The clinical informatics team met weekly over a two-year period to undertake the steps presented in the methods section. Through an iterative development process, we created the final data model for Oncoshare that is depicted in . Given the multi-disciplinary, often multi-institutional nature of breast cancer care, this simpler model proved more feasible than the one we had originally proposed (). This model was driven by the need to find a common ground between the different EHR systems implemented at the two sites as well as historical EHR migrations at each site. These system differences were identified, reviewed, and analyzed constantly during these weekly meetings. The final data model reflects the compromises necessary to integrate the data from multiple systems across entities and time.
final data model and primary sources for each data type. In this model relationships between tumor and treatment must be inferred by temporal proximity
Our initial dataset, compiled from our respective institutional EMRs from 2000 to 2009 inclusive, contained 8390 patients seen at PAMF and 11,010 at Stanford, 2137 of which were held in common (consisting of approximately 25% of the PAMF patients and 20% of the Stanford patients).
Clinical encounter data drawn from the EMR consisted of billing codes (the code, source vocabulary and descriptive text), patient, provider and date. This table was richly populated, averaging 80 encounter codes per patient, with all columns complete.
Tumor data drawn from the EMR and cancer registry consisted of patient identification code, date of diagnosis, stage and expression of clinically important tumor markers (estrogen receptor (ER), progesterone receptor (PR) and HER2/neu), histology, and pathologic Tumor, Node, Metastasis (TNM) staging. This table was sparsely populated, with TNM scores, staging and tumor markers available on only 50% of the patients originally identified by billing diagnosis codes alone. Due to significant rates of missing data, we defined an analytical cohort (N=12,116) of patients having adequate information for characterization of their breast cancer, including stage, tumor markers, and evidence of some treatment or diagnostic information.

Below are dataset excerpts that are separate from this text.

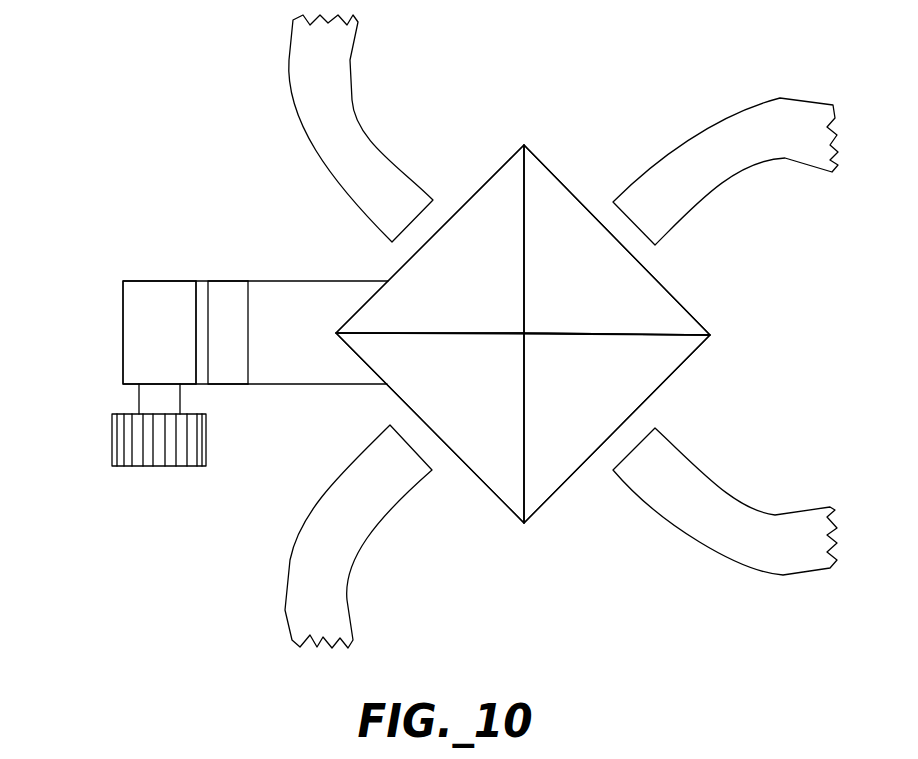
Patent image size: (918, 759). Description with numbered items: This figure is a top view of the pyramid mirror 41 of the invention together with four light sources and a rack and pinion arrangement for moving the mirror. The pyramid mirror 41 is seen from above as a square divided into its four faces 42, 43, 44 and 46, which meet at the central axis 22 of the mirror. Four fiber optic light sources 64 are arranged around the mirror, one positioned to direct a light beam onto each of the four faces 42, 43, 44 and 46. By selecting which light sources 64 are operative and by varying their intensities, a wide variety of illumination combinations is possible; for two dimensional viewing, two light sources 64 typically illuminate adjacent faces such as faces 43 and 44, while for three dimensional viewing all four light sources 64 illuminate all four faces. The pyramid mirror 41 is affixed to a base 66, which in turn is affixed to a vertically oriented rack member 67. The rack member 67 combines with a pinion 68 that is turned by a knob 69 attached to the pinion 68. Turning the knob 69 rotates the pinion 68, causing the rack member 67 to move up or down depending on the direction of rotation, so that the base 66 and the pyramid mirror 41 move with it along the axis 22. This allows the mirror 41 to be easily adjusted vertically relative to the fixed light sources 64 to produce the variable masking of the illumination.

The axis 22 is at (524, 330).
The pyramid mirror 41 is at (660, 388).
The face 42 is at (574, 305).
The face 43 is at (570, 402).
The face 44 is at (429, 400).
The face 46 is at (430, 300).
The fiber optic light source 64 is at (301, 88).
The base 66 is at (318, 283).
The rack member 67 is at (229, 285).
The pinion 68 is at (133, 335).
The knob 69 is at (173, 463).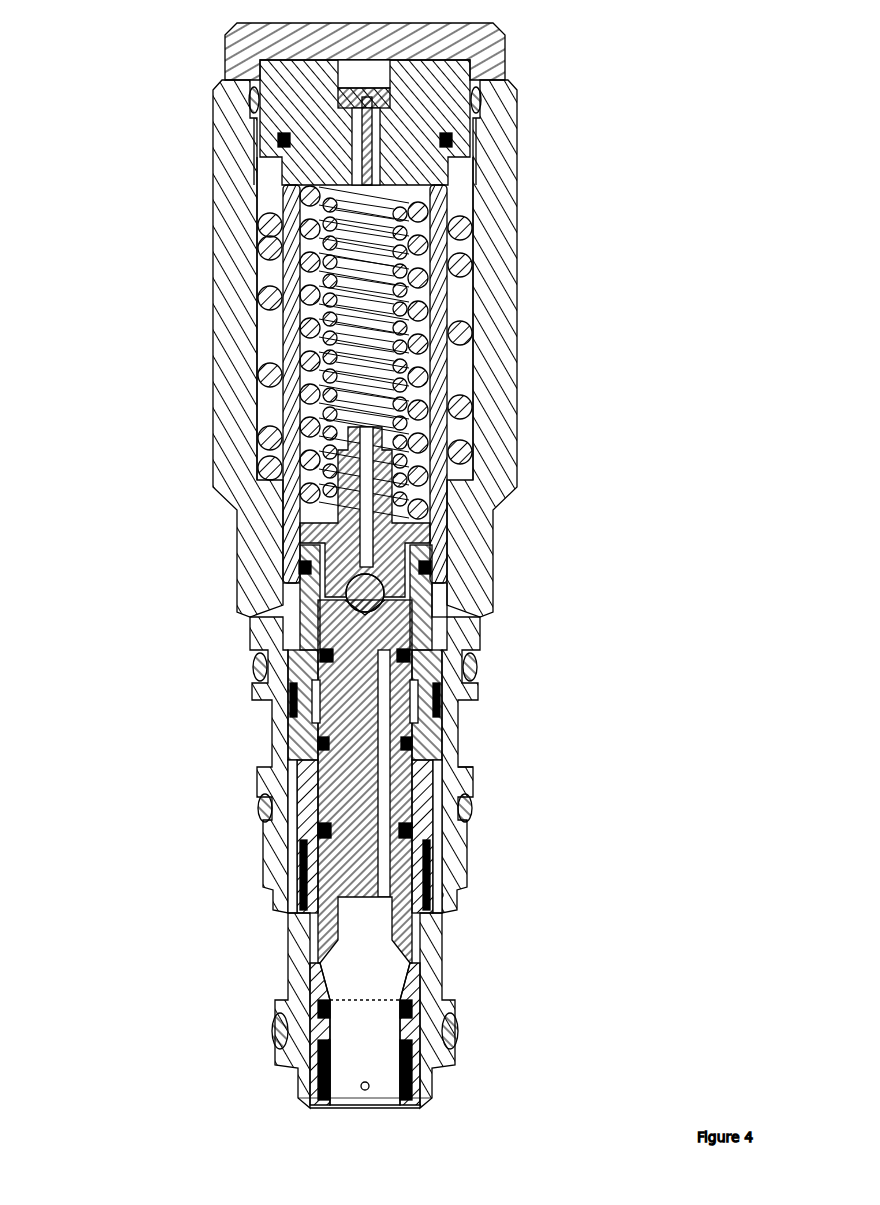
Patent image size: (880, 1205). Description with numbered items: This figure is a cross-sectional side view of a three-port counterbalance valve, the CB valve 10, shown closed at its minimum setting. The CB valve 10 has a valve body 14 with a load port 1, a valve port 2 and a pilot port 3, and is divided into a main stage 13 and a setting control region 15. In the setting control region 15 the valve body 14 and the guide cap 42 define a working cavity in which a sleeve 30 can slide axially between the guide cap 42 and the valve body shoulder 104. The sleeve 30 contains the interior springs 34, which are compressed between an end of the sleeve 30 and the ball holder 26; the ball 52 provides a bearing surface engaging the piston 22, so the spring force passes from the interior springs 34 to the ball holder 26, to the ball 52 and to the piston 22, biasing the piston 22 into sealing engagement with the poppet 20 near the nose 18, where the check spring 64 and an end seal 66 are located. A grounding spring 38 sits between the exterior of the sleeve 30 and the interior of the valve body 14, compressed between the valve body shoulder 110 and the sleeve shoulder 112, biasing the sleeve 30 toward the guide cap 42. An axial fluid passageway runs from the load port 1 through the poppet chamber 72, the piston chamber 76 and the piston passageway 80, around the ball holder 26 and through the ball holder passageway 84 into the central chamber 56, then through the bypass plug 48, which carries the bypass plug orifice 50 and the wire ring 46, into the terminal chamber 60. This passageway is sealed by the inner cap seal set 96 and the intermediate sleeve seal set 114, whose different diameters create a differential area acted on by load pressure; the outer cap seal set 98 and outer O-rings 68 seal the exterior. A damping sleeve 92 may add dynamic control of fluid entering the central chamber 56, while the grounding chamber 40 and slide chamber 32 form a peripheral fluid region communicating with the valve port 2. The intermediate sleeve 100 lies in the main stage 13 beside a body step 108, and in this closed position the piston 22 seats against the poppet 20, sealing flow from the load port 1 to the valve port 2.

Surgery data, while potentially available in the EMR, was most reliably extracted from the cancer registry, particularly for patients with complete staging, histology and tumor marker information reported by the registry. We were confident in interpreting a missing report in the state-wide cancer registry as a true absence of surgery, whereas a missing report in the EMR might reflect a billing error or performance of the procedure at a different hospital.
Given recent reports that SEER may under-ascertain specific treatment modalities, particularly radiation therapy [12
], we used EMR data to supplement the registry summary of treatment for each complex major modality, namely systemic therapy and radiotherapy. Efforts to add specific details of chemotherapy regimens, such as drug combinations, doses and intervals, proved challenging given the evolution of EMR-based drug ordering over the last decade. We anticipate that prospective data capture of chemotherapy regimens will prove more straightforward, with the increasing use of chemotherapy-specific electronic ordering programs such as Beacon. A major contribution from the EMR was the addition of billing codes for emerging diagnostic interventions including imaging strategies, genetic and tumor genomic tests; this information was not available through the cancer registry.
We obtained survival data from the state cancer registry according to their reported algorithm interrogating multiple national databases for last date of follow up [13
] and by querying the vital status field. We also integrated data from the Social Security Administration Death Master File (SSA DMF) [14
]. We used a consistent algorithm for patients seen at both institutions, to minimize any bias in death ascertainment. Since only 85% of our patients have provided us with a seemingly valid SSN as part of our normal registration process [5
], the heuristic used to match EMR patients to the SSA DMF is as follows:
- Match with the patient’s full SSN and the month/year of the birthdate (YYYYMM)
- If not found, match with the patient’s exact last name, exact first name, full birthdate (YYYYMMDD) and the last 4 digits of the SSN.
We are currently using the Oncoshare database to prepare a manuscript that will report on the patterns and outcomes of breast cancer care across these community and academic health systems over the last decade. Additionally, we are now collaborating with patient advocates to develop questionnaires for collection of patient-reported information on care preferences, symptoms, and outcomes, which we will integrate into Oncoshare [15
]. We plan on using and expanding this resource for other projects over time, e.g. adding genetic testing results and investigating their implications in treatment and outcomes.